The methanolic extract of Guibourtia tessmannii (caesalpiniaceae) and selenium modulate cytosolic calcium accumulation, apoptosis and oxidative stress in R2C tumour Leydig cells: Involvement of TRPV1 channels.

Abstract

This study evaluated the effects of the methanolic extract of Guibourtia tessmannii (GT) and selenium (Se) on cell viability, intracellular calcium concentration ([Ca2+ ]i ), apoptosis and oxidative stress through transient receptor potential vanilloid 1 (TRPV1) channel activity in CCL-97 (R2C) tumour Leydig cells.

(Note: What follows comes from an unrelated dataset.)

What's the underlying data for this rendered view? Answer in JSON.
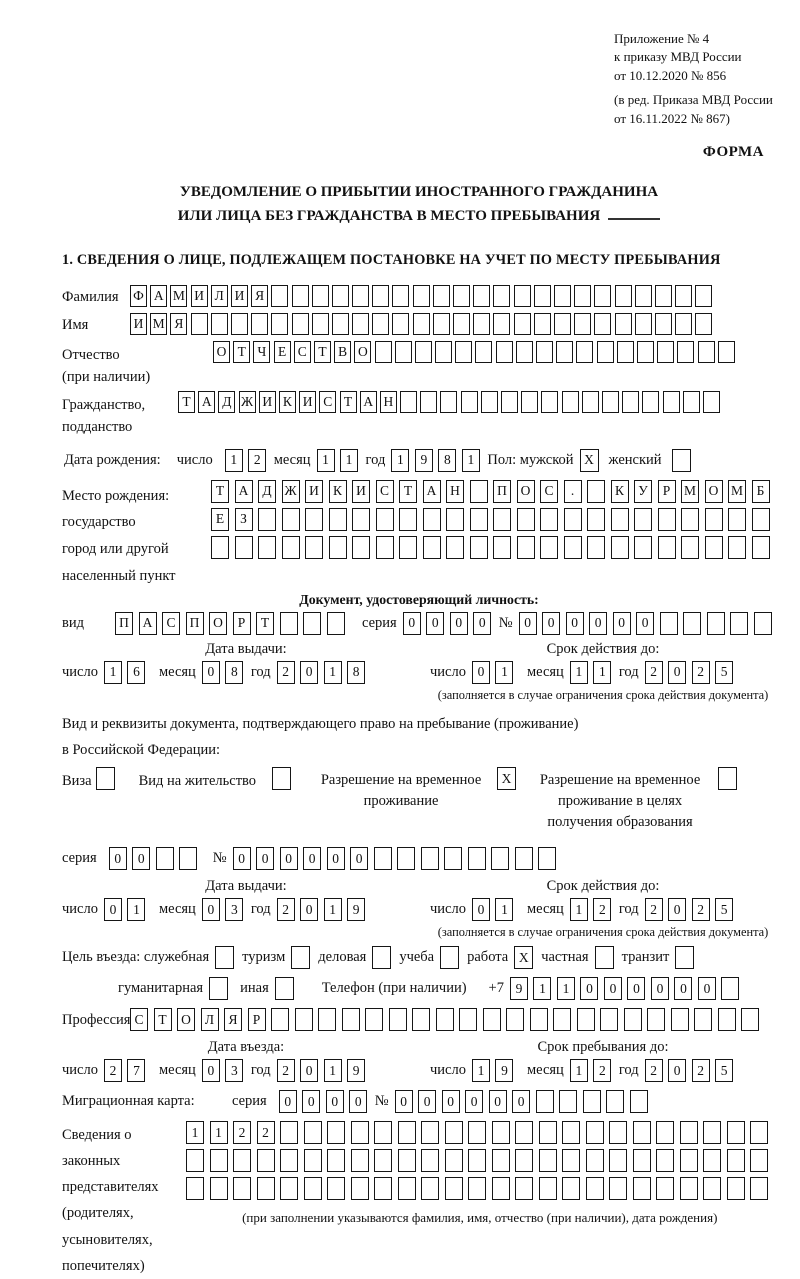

The cells were divided into nine groups and treated as follows: (a)-Control, (b)-Capsazepine (CPZ, 0.1mM, a TRPV1 channel blocker), (c)-Capsaicin (CAP, 0.01mM, a TRPV1 channel activator), (d)-GT (500μg/ml), (e)-GT+CPZ, (f)-GT+CAP, (g)-Se (200nM), (h)-Se+CPZ and (i)-Se+CAP. After treatments, cell viability, [Ca2+ ]i , apoptosis, caspase 3/9, reactive oxygen species (ROS) and mitochondrial membrane depolarisation (MMD) were evaluated. The [Ca2+ ]i , apoptosis, caspase 3/9, MMD and ROS levels were significantly (p<0.001) increased in CAP group, but lowered in CPZ group. Interestingly, these parameters were significantly (p<0.001) improved by GT and Se, compared to the CAP group. Moreover, the co-administration of GT+CAP or Se+CAP inhibited the cytotoxicity of CAP. Thus, the modulatory properties of GT and Se on Ca2+ influx, apoptosis and oxidative stress require the integrity of TRPV1 channel in CCL-97 Leydig cells. These results suggest that GT and Se might be used in the management of cytotoxicity in the testes, involving TRPV1 channel activity.